= Ruth Denson Edwards =

Jarusha Henrietta Denson Edwards, better known as Ruth (July 3, 1893 - April 25, 1978) was a figure in the Sacred Harp movement.

Edwards was the youngest daughter of Thomas Jackson and Amanda Denson; she learned shape note music from her parents. A native of Carrollton, Georgia, she was raised near Helicon, Alabama before attending high school in Cullman. She graduated with honors from Peabody College. In 1917 she married salesman Lewis D. Edwards; the couple was childless, and later divorced.

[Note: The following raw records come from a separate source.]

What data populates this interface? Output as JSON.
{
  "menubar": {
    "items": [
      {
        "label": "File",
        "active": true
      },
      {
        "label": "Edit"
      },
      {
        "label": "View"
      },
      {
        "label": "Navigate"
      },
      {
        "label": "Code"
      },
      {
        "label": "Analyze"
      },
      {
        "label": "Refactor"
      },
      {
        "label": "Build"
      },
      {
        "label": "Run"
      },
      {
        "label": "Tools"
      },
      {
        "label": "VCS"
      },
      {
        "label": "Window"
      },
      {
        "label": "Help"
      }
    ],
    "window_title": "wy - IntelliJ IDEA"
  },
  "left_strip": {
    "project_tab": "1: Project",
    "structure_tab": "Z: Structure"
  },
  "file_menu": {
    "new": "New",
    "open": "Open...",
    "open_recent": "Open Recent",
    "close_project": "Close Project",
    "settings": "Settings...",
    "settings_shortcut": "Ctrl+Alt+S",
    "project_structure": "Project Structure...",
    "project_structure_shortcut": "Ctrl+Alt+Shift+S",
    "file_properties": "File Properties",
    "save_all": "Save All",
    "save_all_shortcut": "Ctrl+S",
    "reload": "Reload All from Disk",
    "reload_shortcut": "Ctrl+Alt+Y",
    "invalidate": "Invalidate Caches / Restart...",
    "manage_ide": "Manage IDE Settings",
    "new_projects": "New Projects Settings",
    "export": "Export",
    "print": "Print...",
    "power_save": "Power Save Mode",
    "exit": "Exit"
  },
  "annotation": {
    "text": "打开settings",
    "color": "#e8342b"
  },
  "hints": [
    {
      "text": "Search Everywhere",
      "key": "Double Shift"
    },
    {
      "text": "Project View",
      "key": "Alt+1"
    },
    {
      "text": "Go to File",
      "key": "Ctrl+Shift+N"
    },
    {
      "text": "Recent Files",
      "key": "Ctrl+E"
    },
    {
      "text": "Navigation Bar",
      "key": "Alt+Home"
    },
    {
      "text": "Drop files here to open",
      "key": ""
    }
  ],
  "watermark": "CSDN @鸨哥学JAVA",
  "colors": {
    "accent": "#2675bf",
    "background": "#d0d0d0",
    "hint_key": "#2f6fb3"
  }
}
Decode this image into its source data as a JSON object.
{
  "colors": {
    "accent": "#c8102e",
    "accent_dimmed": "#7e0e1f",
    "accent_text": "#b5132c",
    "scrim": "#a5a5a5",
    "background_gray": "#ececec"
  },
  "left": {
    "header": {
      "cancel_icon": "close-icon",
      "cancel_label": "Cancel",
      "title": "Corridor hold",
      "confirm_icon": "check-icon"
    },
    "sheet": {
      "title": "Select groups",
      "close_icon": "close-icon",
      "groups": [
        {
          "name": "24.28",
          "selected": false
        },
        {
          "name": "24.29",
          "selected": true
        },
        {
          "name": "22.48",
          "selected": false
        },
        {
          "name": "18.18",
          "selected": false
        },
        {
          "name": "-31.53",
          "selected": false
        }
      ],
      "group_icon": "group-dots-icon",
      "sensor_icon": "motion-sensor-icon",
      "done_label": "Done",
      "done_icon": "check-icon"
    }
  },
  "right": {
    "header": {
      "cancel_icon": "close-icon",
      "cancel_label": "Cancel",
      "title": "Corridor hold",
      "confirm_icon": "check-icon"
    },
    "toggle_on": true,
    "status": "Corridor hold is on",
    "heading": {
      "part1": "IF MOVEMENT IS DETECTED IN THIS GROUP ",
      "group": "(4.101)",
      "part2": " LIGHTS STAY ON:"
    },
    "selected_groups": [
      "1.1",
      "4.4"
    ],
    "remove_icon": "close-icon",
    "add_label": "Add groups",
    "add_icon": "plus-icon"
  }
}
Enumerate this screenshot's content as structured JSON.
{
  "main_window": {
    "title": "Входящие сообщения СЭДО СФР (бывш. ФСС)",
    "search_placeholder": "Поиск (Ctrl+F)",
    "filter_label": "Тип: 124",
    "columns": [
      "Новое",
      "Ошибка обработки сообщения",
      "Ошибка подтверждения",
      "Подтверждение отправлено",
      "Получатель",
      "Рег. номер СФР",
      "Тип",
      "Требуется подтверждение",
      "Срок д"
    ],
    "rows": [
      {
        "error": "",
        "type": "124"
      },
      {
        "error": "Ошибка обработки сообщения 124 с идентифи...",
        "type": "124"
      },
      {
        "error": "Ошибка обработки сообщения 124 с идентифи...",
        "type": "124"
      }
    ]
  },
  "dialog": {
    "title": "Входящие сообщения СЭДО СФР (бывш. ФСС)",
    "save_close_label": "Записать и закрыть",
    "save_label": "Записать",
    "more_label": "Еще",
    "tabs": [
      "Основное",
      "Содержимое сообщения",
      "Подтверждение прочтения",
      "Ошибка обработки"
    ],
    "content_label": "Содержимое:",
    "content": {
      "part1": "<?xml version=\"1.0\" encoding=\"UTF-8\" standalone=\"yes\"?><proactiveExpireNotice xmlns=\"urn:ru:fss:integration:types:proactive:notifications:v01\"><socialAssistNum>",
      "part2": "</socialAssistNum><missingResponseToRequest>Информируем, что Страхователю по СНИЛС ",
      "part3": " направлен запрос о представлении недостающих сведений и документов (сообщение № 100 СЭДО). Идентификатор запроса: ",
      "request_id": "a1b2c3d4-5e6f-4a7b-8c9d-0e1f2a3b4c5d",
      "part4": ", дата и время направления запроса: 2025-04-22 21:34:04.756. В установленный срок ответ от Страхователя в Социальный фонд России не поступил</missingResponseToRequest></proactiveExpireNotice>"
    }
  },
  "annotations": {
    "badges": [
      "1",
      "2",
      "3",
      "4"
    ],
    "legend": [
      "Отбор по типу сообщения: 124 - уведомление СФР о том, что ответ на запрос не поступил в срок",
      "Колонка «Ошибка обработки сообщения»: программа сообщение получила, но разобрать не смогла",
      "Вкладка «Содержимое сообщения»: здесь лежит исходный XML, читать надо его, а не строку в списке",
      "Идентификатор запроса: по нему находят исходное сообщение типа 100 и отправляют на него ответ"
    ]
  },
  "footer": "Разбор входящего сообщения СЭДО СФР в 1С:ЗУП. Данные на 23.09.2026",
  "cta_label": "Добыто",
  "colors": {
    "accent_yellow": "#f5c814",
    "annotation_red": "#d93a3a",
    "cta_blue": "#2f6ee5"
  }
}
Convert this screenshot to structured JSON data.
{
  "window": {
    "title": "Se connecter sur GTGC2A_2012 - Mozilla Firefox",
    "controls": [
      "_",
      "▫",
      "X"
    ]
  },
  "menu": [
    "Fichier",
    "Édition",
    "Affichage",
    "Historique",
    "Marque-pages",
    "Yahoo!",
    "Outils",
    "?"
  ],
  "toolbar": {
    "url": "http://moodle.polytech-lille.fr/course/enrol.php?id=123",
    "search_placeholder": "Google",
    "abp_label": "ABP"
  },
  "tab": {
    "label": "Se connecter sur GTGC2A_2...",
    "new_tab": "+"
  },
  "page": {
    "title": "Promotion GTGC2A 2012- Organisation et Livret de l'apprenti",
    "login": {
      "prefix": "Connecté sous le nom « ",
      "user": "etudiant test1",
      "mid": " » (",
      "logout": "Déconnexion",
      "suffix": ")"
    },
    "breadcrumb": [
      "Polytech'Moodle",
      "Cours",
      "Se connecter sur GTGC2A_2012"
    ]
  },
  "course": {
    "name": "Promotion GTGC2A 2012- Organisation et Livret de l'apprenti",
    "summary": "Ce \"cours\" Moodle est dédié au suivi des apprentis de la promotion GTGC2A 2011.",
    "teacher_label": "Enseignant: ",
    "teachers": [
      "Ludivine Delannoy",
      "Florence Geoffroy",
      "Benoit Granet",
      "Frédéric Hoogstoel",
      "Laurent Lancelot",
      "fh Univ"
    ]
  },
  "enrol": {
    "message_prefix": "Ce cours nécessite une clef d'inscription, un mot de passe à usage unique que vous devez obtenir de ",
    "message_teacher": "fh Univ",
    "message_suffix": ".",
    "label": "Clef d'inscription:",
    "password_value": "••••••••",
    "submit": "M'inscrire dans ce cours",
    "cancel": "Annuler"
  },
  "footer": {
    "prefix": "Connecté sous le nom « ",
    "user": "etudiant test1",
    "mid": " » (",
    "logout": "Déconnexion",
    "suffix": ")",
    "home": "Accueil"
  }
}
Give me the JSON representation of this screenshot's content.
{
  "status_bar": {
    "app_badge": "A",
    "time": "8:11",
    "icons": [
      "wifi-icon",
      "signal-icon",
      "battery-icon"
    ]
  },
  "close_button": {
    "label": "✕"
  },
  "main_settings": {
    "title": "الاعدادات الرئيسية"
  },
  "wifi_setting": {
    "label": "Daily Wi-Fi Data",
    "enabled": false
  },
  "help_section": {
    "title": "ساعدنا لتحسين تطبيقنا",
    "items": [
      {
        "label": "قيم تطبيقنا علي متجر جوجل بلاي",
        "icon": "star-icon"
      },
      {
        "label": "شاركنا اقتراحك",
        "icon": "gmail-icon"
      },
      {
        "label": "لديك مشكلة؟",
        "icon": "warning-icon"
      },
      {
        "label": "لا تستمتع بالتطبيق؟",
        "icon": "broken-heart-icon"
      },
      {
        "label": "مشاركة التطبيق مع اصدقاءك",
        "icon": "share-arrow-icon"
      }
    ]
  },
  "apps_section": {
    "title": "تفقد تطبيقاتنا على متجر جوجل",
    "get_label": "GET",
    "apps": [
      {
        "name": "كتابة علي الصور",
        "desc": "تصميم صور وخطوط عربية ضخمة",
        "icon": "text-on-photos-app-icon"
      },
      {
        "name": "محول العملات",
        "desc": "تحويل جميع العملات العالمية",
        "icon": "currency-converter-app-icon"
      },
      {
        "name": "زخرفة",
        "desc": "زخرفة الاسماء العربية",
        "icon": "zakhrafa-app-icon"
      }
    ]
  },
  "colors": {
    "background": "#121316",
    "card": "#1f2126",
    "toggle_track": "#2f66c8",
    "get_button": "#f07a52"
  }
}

Edwards taught elementary school in Cullman for forty-five years, moving to Jasper upon her retirement in 1962. For many years a member of the chorus at Cullman's First Methodist Church, she was active for much of her life in the Sacred Harp movement, sitting on the revision committees of 1960 and 1966, chairing the 1967 United Convention, and serving for many years as the secretary of the Sacred Harp Publishing Company. She also composed hymns; among her tunes are "Infinite Day," "New Georgia," and "Thou Art God." She continued to lead Sacred Harp sings well into her old age. Edwards was buried in Double Springs, at Fairview Cemetery; in the Alabama Music Hall of Fame she is listed as a "music achiever." A memorial singing was held in her honor in 1981.